(Juba) – Africa’s refined cotton seed oil market is expected to grow slowly but steadily over the next decade, offering new opportunities for importers, producers, and policy makers across the continent, including in countries like South Sudan, where vegetable oil imports form an essential part of household consumption and food security.
According to a new report published by IndexBox, the market volume for refined cotton-seed oil in Africa is forecast to increase at a compound annual growth rate (CAGR) of +1.2% from 2024 to 2035. The total volume is projected to reach 838,000 metric tonnes by the end of 2035. In terms of value, the market is expected to grow at a slightly higher rate of +1.6% annually, reaching an estimated USD 929 million (SSP 1.54 trillion at the June 2025 exchange rate of USD 1 = SSP 1,660).

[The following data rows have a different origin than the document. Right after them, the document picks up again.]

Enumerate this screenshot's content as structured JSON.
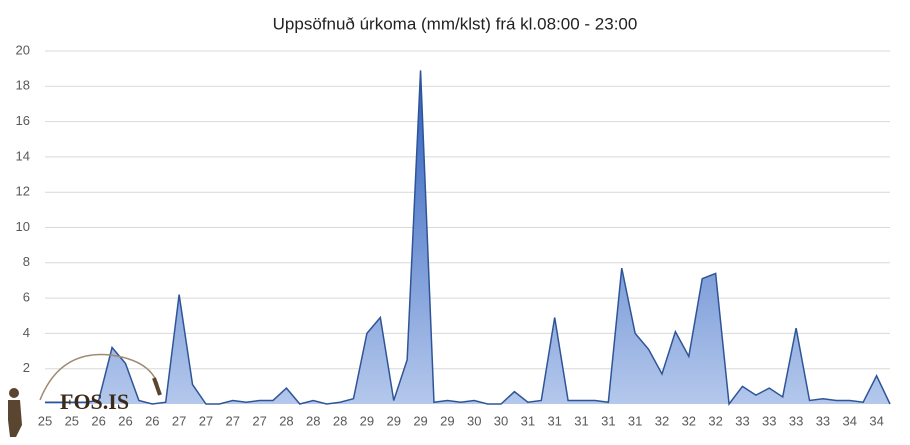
{
  "chart_data": {
    "type": "area",
    "title": "Uppsöfnuð úrkoma (mm/klst) frá kl.08:00 - 23:00",
    "watermark": "FOS.IS",
    "categories": [
      "25",
      null,
      "25",
      null,
      "26",
      null,
      "26",
      null,
      "26",
      null,
      "27",
      null,
      "27",
      null,
      "27",
      null,
      "27",
      null,
      "28",
      null,
      "28",
      null,
      "28",
      null,
      "29",
      null,
      "29",
      null,
      "29",
      null,
      "29",
      null,
      "30",
      null,
      "30",
      null,
      "31",
      null,
      "31",
      null,
      "31",
      null,
      "31",
      null,
      "31",
      null,
      "32",
      null,
      "32",
      null,
      "32",
      null,
      "33",
      null,
      "33",
      null,
      "33",
      null,
      "33",
      null,
      "34",
      null,
      "34",
      null
    ],
    "series": [
      {
        "color": "#2f5597",
        "values": [
          0.1,
          0.1,
          0.1,
          0.1,
          0.2,
          3.2,
          2.3,
          0.2,
          0,
          0.1,
          6.2,
          1.1,
          0,
          0,
          0.2,
          0.1,
          0.2,
          0.2,
          0.9,
          0,
          0.2,
          0,
          0.1,
          0.3,
          4.0,
          4.9,
          0.2,
          2.5,
          18.9,
          0.1,
          0.2,
          0.1,
          0.2,
          0,
          0,
          0.7,
          0.1,
          0.2,
          4.9,
          0.2,
          0.2,
          0.2,
          0.1,
          7.7,
          4.0,
          3.1,
          1.7,
          4.1,
          2.7,
          7.1,
          7.4,
          0,
          1.0,
          0.5,
          0.9,
          0.4,
          4.3,
          0.2,
          0.3,
          0.2,
          0.2,
          0.1,
          1.6,
          0
        ]
      }
    ],
    "ylim": [
      0,
      20
    ],
    "yticks": [
      2,
      4,
      6,
      8,
      10,
      12,
      14,
      16,
      18,
      20
    ],
    "grid": true
  }
}
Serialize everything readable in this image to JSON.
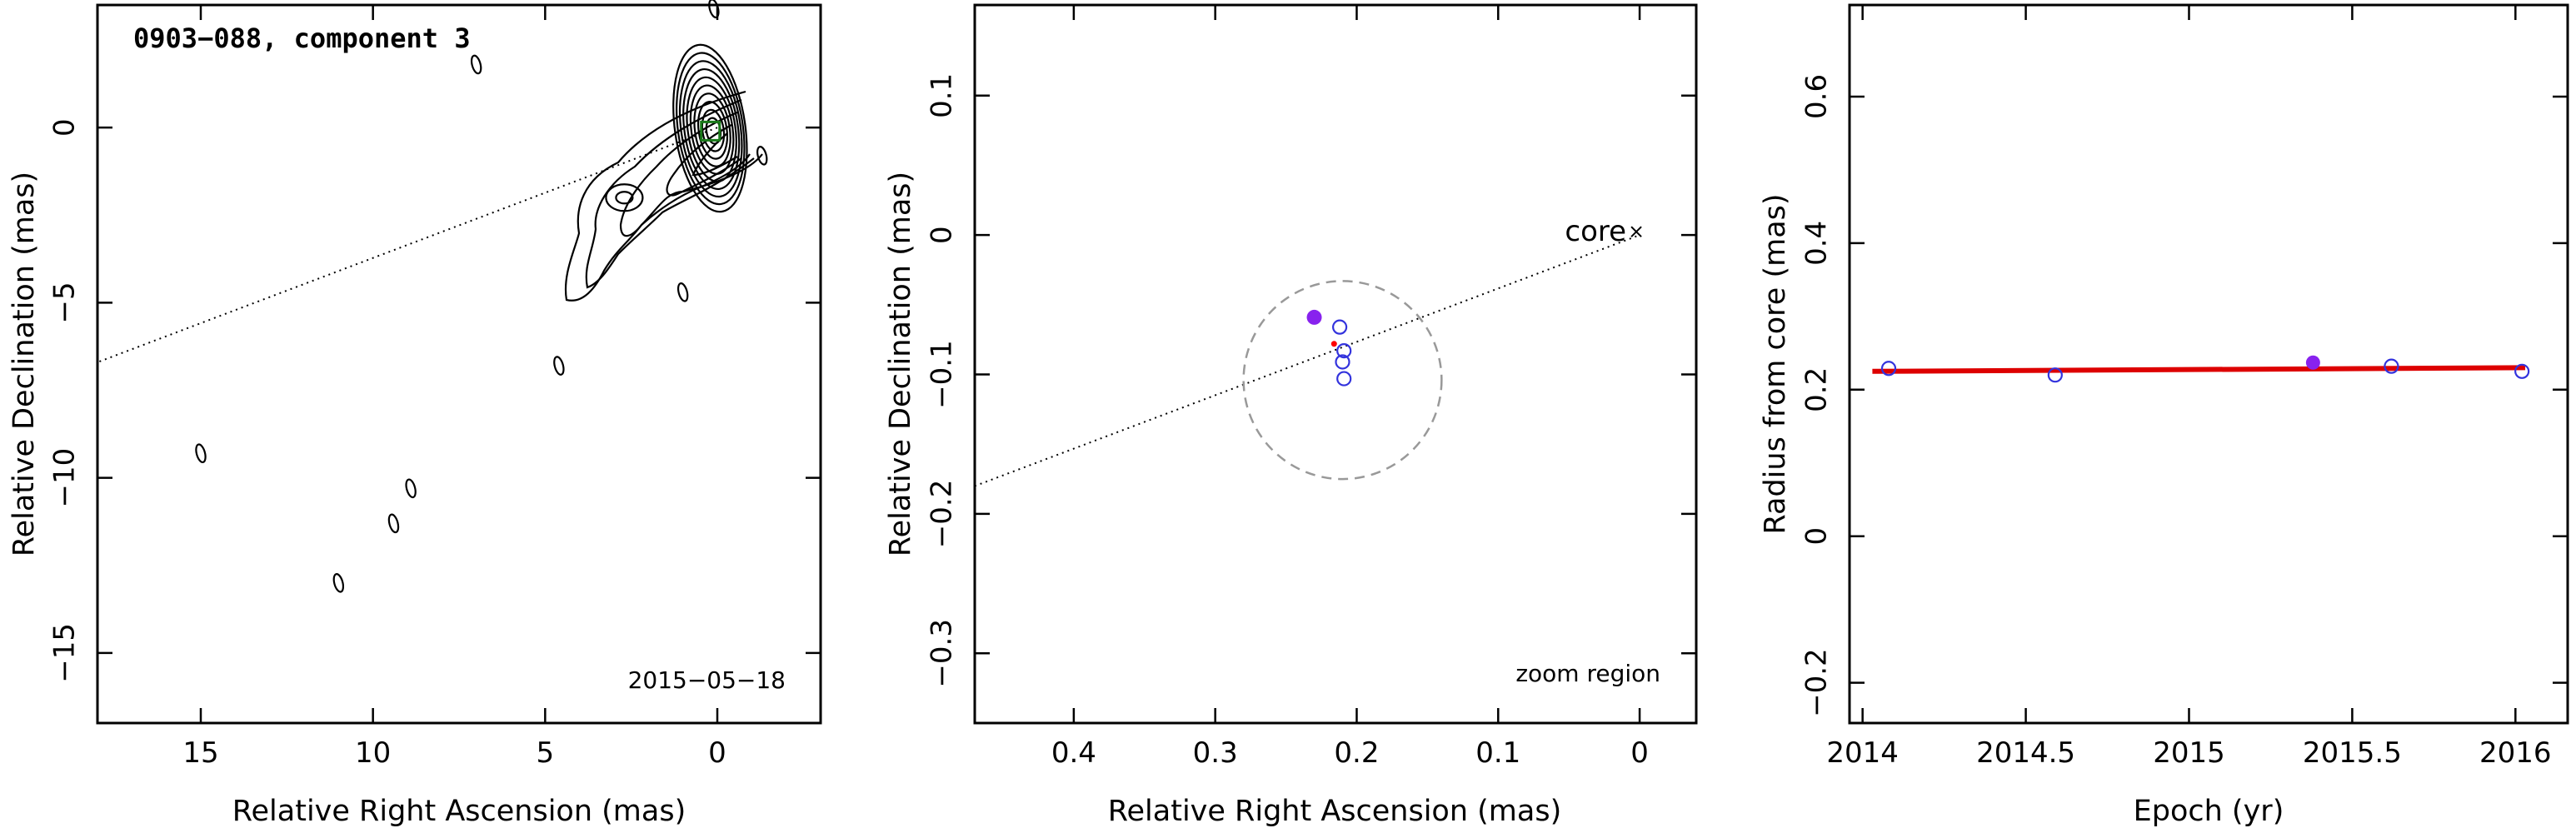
{
  "chart_data": [
    {
      "type": "contour",
      "title": "0903−088, component 3",
      "annotation": "2015−05−18",
      "xlabel": "Relative Right Ascension (mas)",
      "ylabel": "Relative Declination (mas)",
      "xlim": [
        18,
        -3
      ],
      "ylim": [
        -17,
        3.5
      ],
      "x_ticks": [
        15,
        10,
        5,
        0
      ],
      "x_tick_labels": [
        "15",
        "10",
        "5",
        "0"
      ],
      "y_ticks": [
        0,
        -5,
        -10,
        -15
      ],
      "y_tick_labels": [
        "0",
        "−5",
        "−10",
        "−15"
      ],
      "component_marker": {
        "x": 0.2,
        "y": -0.1,
        "color": "#1a7a1a"
      },
      "jet_direction_line": {
        "x": [
          0,
          18
        ],
        "y": [
          0,
          -6.7
        ]
      },
      "contour_levels": 10,
      "isolated_features": [
        {
          "x": 15,
          "y": -9.3
        },
        {
          "x": 11,
          "y": -13
        },
        {
          "x": 9.4,
          "y": -11.3
        },
        {
          "x": 8.9,
          "y": -10.3
        },
        {
          "x": 7.0,
          "y": 1.8
        },
        {
          "x": 4.6,
          "y": -6.8
        },
        {
          "x": 1.0,
          "y": -4.7
        },
        {
          "x": 0.1,
          "y": 3.4
        },
        {
          "x": -1.3,
          "y": -0.8
        }
      ]
    },
    {
      "type": "scatter",
      "xlabel": "Relative Right Ascension (mas)",
      "ylabel": "Relative Declination (mas)",
      "xlim": [
        0.47,
        -0.04
      ],
      "ylim": [
        -0.35,
        0.165
      ],
      "x_ticks": [
        0.4,
        0.3,
        0.2,
        0.1,
        0
      ],
      "x_tick_labels": [
        "0.4",
        "0.3",
        "0.2",
        "0.1",
        "0"
      ],
      "y_ticks": [
        0.1,
        0,
        -0.1,
        -0.2,
        -0.3
      ],
      "y_tick_labels": [
        "0.1",
        "0",
        "−0.1",
        "−0.2",
        "−0.3"
      ],
      "core_label": "core",
      "core_point": {
        "x": 0,
        "y": 0
      },
      "zoom_label": "zoom region",
      "zoom_circle": {
        "cx": 0.21,
        "cy": -0.104,
        "r": 0.07
      },
      "filled_point": {
        "x": 0.23,
        "y": -0.059,
        "color": "#8822ee"
      },
      "open_points": [
        {
          "x": 0.212,
          "y": -0.066
        },
        {
          "x": 0.209,
          "y": -0.083
        },
        {
          "x": 0.21,
          "y": -0.091
        },
        {
          "x": 0.209,
          "y": -0.103
        }
      ],
      "mean_point": {
        "x": 0.216,
        "y": -0.078,
        "color": "#ff0000"
      },
      "open_point_color": "#3333dd",
      "direction_line": {
        "x": [
          0.47,
          0
        ],
        "y": [
          -0.18,
          0
        ]
      }
    },
    {
      "type": "scatter",
      "xlabel": "Epoch (yr)",
      "ylabel": "Radius from core (mas)",
      "xlim": [
        2013.96,
        2016.16
      ],
      "ylim": [
        -0.255,
        0.725
      ],
      "x_ticks": [
        2014,
        2014.5,
        2015,
        2015.5,
        2016
      ],
      "x_tick_labels": [
        "2014",
        "2014.5",
        "2015",
        "2015.5",
        "2016"
      ],
      "y_ticks": [
        -0.2,
        0,
        0.2,
        0.4,
        0.6
      ],
      "y_tick_labels": [
        "−0.2",
        "0",
        "0.2",
        "0.4",
        "0.6"
      ],
      "open_points": [
        {
          "x": 2014.08,
          "y": 0.229
        },
        {
          "x": 2014.59,
          "y": 0.22
        },
        {
          "x": 2015.62,
          "y": 0.232
        },
        {
          "x": 2016.02,
          "y": 0.225
        }
      ],
      "filled_point": {
        "x": 2015.38,
        "y": 0.237
      },
      "fit_line": {
        "x": [
          2014.03,
          2016.03
        ],
        "y": [
          0.225,
          0.23
        ],
        "color": "#dd0000"
      },
      "open_point_color": "#3333dd",
      "filled_point_color": "#8822ee"
    }
  ]
}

In 2024 alone, Africa’s consumption of refined cotton-seed oil rose by 5.5% to 738,000 tonnes, continuing a three-year growth trend after a previous decline. Over the past decade, average annual growth in consumption stood at +1.9%, showing the resilience of demand for the product despite fluctuations in production and trade.

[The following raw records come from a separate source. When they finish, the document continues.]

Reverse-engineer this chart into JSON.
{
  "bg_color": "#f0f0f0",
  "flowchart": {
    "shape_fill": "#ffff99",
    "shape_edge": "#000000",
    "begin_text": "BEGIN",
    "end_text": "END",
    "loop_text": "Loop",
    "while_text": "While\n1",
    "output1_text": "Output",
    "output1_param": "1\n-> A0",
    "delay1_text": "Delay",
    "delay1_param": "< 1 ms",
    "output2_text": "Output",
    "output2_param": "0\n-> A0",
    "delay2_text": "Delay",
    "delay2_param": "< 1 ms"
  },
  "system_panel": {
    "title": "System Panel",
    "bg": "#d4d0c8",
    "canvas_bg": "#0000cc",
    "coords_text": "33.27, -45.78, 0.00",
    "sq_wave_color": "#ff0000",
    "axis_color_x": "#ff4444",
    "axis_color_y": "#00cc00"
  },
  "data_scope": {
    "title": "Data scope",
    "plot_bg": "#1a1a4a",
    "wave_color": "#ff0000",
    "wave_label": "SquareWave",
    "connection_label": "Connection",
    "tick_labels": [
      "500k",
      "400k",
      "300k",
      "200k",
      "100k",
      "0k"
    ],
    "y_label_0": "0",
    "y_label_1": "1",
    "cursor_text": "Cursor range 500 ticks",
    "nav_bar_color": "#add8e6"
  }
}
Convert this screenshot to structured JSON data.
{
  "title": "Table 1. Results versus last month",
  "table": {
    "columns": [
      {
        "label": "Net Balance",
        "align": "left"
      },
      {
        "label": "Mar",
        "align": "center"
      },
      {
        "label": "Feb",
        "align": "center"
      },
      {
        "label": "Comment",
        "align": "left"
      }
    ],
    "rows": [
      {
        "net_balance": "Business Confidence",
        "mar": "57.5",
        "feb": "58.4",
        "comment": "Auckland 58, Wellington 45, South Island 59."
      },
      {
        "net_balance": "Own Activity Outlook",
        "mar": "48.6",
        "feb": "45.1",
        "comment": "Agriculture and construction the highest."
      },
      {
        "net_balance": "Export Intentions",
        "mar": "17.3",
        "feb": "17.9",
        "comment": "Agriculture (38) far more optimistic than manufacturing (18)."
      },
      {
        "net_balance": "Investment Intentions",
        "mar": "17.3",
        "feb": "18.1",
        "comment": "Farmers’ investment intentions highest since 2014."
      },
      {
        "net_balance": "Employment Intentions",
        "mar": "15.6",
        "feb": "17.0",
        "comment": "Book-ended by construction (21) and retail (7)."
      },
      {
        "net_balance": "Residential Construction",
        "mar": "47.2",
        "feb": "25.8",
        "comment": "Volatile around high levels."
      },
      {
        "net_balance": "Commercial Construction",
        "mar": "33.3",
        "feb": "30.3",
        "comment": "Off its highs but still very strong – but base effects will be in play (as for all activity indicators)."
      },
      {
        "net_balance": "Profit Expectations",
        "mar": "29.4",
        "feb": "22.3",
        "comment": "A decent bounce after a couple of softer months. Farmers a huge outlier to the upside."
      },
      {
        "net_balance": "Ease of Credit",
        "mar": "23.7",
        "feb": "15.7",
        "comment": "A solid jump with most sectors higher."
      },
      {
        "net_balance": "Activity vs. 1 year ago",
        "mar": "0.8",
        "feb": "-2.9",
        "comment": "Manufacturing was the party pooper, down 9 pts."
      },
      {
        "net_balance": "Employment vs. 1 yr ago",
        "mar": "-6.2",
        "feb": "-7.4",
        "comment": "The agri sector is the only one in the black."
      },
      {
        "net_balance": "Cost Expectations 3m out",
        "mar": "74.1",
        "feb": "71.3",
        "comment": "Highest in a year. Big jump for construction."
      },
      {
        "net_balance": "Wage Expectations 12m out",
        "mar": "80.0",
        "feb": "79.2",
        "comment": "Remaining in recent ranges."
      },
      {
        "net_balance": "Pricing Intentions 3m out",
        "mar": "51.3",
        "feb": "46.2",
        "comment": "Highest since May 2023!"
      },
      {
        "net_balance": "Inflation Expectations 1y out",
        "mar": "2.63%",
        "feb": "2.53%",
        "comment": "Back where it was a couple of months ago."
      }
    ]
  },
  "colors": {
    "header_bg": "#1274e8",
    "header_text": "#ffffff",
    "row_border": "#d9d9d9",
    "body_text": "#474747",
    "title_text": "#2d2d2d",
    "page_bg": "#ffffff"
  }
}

In value terms, the market declined slightly in 2024 to USD 783 million (SSP 1.3 trillion), following a peak of USD 816 million in 2022. This minor drop reflects shifts in wholesale prices and import costs. Nonetheless, the overall trend since 2013 remains positive, with an average annual increase of +1.3%.
Nigeria, the Democratic Republic of the Congo, and Ethiopia accounted for the highest volumes of cotton-seed oil consumption in 2024, jointly making up 28% of the continent’s total. Other significant consumers included Egypt, Tanzania, Kenya, Uganda, South Africa, Sudan, and Algeria, who together represented an additional 31%.

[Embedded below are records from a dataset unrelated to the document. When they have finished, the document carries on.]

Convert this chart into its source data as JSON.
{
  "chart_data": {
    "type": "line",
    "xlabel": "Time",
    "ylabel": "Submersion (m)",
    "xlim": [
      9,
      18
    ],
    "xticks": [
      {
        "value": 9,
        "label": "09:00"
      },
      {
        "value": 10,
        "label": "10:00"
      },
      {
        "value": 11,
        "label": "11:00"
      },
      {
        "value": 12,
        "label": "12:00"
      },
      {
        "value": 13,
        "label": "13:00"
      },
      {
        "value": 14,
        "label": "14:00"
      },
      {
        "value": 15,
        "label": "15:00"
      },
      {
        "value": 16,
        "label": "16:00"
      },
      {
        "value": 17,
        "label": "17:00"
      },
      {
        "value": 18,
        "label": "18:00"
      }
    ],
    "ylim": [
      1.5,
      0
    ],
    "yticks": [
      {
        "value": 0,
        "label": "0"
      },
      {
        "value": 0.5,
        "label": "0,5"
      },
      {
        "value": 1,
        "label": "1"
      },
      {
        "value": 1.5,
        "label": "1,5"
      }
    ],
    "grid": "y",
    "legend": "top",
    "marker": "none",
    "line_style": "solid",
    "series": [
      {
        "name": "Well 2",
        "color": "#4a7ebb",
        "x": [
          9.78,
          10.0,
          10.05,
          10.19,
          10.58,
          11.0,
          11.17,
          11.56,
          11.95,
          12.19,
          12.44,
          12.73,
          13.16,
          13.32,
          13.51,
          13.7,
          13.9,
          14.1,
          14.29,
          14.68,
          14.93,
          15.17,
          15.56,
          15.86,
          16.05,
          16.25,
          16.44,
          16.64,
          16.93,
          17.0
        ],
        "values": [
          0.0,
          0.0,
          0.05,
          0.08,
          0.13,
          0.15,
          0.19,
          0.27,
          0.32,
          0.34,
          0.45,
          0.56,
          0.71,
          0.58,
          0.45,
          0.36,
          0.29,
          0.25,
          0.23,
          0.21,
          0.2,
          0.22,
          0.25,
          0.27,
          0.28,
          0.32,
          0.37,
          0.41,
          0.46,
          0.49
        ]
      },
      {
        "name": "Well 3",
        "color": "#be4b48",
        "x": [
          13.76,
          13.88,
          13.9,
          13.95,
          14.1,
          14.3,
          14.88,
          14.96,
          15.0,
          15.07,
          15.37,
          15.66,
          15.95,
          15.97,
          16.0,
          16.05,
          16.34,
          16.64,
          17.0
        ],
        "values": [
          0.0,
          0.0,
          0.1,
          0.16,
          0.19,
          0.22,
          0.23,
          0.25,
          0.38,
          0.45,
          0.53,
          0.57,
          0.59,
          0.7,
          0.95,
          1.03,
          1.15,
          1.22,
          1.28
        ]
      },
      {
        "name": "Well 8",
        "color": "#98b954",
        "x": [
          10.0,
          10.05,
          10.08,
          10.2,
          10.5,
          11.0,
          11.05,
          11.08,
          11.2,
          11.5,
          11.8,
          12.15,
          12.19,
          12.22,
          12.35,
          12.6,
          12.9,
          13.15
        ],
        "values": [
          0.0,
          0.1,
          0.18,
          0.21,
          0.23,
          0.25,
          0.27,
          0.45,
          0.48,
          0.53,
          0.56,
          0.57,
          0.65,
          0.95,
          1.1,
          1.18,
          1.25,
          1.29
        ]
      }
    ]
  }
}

Uganda, a major trading partner of South Sudan, has recorded the fastest growth in both total and per capita consumption, with a CAGR of +3.2% in volume and +4.9% in market size. In per capita terms, Uganda led with 607 kg per 1,000 persons, followed closely by Kenya and Tanzania. This trend has implications for neighbouring markets such as South Sudan, where much of the vegetable oil on store shelves is sourced from Uganda.
Production across Africa reached 733,000 tonnes in 2024, up 4.9% from the previous year. This marks the highest level recorded since 2013, when production began its current upward trend, growing at an annual average of +2.0%. In terms of value, output was estimated at USD 767 million (SSP 1.27 trillion), a slight decline from the 2022 peak of USD 837 million.
Nigeria, the DRC, and Ethiopia were also the top producers, with countries such as Egypt, Tanzania, Kenya, South Africa, Uganda, Sudan, and Algeria contributing significantly to the continent’s total production.
Import trends show a complex picture. While overall imports stood at a relatively low 12,000 tonnes in 2024, this was a 75% increase compared to the previous year, indicating renewed demand in certain markets. Nigeria accounted for the largest share, importing 4,100 tonnes, or 35% of the total. Ethiopia, Mali, South Africa, Lesotho, and Botswana were other key importers.
The total value of Africa’s cotton-seed oil imports rose to USD 16 million (SSP 26.6 billion) in 2024. Nigeria again led the list with USD 5.3 million worth of imports, followed by Ethiopia and Botswana. Interestingly, while overall imports have been declining since 2017, countries like Mauritius and Ethiopia showed positive growth, suggesting emerging demand in select markets.
Import prices in 2024 averaged USD 1,386 per tonne, up 11% from 2023. Botswana had the highest import prices at USD 3,045 per tonne, while South Africa recorded one of the lowest at just USD 480 per tonne. Price variations are driven by factors such as freight costs, processing quality, and national tariffs.
Exports from Africa grew 13% in volume in 2024 to reach 7,100 tonnes. However, export revenues dropped to USD 7.3 million (SSP 12.1 billion), indicating weaker global pricing. South Africa led with 3,200 tonnes exported, accounting for 45% of total shipments, followed by Burkina Faso and Benin. In terms of value, South Africa remained dominant with USD 4.4 million in exports.
Export prices dropped by 20% in 2024 to USD 1,027 per tonne, with Zimbabwe recording the lowest prices and South Africa the highest. Analysts suggest that market volatility and price competition from other vegetable oils like palm and sunflower oil could influence future export margins.
For South Sudan, where domestic edible oil production is limited and dependency on imports remains high, developments in the regional cotton-seed oil market offer both opportunities and risks. Price shifts in neighbouring Uganda and Kenya, along with trade routes via Nimule and Elegu, could impact the retail prices paid by consumers in Juba, Wau, and other urban areas.
There is also potential for investment in local oil refining and processing as regional consumption grows, which could reduce costs and create jobs. With a steadily expanding market and rising demand for refined oil products, South Sudanese traders and policymakers may find value in keeping a close eye on these evolving trends.